The US central bank has approved another sharp rise in interest rates as it wrestles to rein in fast rising prices.
The Federal Reserve said it was raising its key interest rate by 0.75 percentage points, lifting it to its highest rate since early 2008.
The bank hopes pushing up borrowing costs will cool the economy and bring down price inflation. But critics are worried the moves could trigger a serious downturn. The latest increase takes the bank’s benchmark lending rate to 3.75% – 4%, a range that is the highest since January 2008.
Federal Reserve chairman Jerome Powell warned that rates were likely to move up again, saying that speculation that the bank might pause was “premature”.
“We still have some ways to go,” he said at a press conference following the announcement.
The US’s actions come as many other countries also raise rates in response to their own inflation problems, which have been fuelled by a mixture of factors, including higher energy prices as a result of the war in Ukraine.
In the UK, the Bank of England started raising rates last year but has so far opted for smaller hikes than the Fed. The Bank of England is expected to announce its own 0.75 percentage point hike on Thursday – the biggest such move since 1989.
The sharp rise in borrowing costs has already started to cool some parts of the economy, such as housing. But many analysts say more economic slowdown is necessary if inflation is to return to the 2% level considered healthy.
“There is always the hope of painless, immaculate disinflation,” said economist Willem Buiter, a former member of the Monetary Policy Committee of the Bank of England who is now an independent economic advisor. “Unfortunately there are very few historical episodes that fit that picture.”
“This is not going to be a pleasant year,” he added.
Inflation, the rate at which prices rise – hit 8.2% in the US last month. That is down from June when it rose to 9.1%, the highest rate since 1981. A decline in energy prices has helped ease the pressures, but the cost of groceries, medical bills and many other items is still rising.
That is adding hundreds of dollars to the monthly expenses of typical households as wages – while increasing – have not kept pace. Mr Powell said restoring price stability was key to maintaining a healthy economy and said that he saw few signs, as yet, that the price pressures were easing consistently.
While it remains unclear how high rates will ultimately need to go, Mr Powell said they look likely to end up higher than banking policymakers had previously expected. “We will stay the course until the job is done,” he said.
Already, the Fed’s actions have raised borrowing costs at the fastest pace in decades.
Such moves make it less likely that people will spend on big ticket items, such as homes, cars or expanding their businesses. That fall in demand is, in turn, expected to curb price increases. But there is growing concern among some analysts in the US about job losses – another expected outcome.
Liz Shuler, head of the AFL-CIO labour union, said on Wednesday that the Fed’s moves would be “direct and harmful on working people”, and that it was failing to address the root causes of the inflation problem. “Working people should not be the target of lowering inflation – it should be corporations that are earning record profits,” she said.

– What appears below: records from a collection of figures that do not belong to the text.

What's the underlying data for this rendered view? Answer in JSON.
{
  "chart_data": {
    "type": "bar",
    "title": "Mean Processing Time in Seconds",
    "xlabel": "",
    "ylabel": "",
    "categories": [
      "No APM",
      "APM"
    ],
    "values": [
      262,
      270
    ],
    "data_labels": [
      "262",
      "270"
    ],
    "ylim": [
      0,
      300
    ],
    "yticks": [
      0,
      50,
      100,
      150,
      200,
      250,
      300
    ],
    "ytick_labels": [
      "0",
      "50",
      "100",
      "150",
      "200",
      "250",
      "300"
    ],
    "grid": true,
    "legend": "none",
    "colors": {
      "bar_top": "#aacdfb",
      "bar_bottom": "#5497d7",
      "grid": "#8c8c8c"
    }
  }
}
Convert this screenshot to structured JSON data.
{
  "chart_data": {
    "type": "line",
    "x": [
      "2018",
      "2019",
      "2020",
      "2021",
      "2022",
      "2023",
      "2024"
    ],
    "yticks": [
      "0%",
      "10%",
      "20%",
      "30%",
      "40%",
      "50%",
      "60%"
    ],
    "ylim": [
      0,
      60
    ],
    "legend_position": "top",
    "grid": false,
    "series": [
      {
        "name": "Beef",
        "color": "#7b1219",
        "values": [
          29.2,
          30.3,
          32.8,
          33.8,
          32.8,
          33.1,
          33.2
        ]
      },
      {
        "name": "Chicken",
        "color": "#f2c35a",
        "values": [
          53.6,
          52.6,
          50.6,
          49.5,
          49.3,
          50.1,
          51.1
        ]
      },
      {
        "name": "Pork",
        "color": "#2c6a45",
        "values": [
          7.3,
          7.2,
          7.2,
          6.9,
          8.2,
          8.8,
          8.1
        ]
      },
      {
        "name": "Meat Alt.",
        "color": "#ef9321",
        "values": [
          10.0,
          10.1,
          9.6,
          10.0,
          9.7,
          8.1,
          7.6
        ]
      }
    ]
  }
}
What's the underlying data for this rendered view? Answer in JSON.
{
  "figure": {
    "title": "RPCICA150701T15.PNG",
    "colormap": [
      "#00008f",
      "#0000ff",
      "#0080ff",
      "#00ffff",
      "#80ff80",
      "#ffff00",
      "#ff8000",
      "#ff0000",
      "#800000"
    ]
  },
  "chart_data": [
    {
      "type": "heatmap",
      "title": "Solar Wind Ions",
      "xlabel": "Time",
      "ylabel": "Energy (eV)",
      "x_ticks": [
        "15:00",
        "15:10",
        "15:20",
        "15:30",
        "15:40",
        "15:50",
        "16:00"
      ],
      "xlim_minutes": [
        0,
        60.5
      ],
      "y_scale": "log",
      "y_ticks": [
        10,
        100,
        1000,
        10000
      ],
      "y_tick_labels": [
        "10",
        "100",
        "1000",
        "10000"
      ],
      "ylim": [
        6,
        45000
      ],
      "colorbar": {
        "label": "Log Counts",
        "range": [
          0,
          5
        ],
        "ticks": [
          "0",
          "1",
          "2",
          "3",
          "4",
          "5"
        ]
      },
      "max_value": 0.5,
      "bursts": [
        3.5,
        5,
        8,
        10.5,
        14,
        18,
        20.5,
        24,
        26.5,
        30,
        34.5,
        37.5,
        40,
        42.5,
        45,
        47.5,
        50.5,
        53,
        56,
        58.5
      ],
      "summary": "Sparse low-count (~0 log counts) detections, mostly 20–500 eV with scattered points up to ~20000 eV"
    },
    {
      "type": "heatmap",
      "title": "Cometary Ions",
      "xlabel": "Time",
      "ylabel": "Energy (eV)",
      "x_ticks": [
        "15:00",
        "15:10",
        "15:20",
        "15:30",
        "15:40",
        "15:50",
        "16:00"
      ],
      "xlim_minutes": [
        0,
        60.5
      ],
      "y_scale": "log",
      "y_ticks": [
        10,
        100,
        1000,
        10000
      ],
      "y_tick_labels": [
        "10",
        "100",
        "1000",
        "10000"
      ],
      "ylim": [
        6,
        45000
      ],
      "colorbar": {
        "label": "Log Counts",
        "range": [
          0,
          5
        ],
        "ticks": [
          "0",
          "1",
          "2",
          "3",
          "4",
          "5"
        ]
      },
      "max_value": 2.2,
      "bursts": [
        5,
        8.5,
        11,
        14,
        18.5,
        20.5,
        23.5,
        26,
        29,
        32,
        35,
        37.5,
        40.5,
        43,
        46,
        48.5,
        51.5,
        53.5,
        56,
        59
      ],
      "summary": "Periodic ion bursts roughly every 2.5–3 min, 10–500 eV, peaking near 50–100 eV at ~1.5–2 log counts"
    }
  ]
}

In a statement accompanying their decision, Fed policymakers said they were conscious that there would be a lag before the economy would feel the full impact of their policies, and pledged to factor that in to their decision making.
Stock markets initially jumped, interpreting that message as a sign that rate rises might slow – or even pause in coming months. But they swung lower again during the press conference, after Mr Powell appeared keen to counter those expectations.
The Dow Jones ended the day down 1.5%, while the S&P 500 sank 2.5% and the Nasdaq fell 3.3%.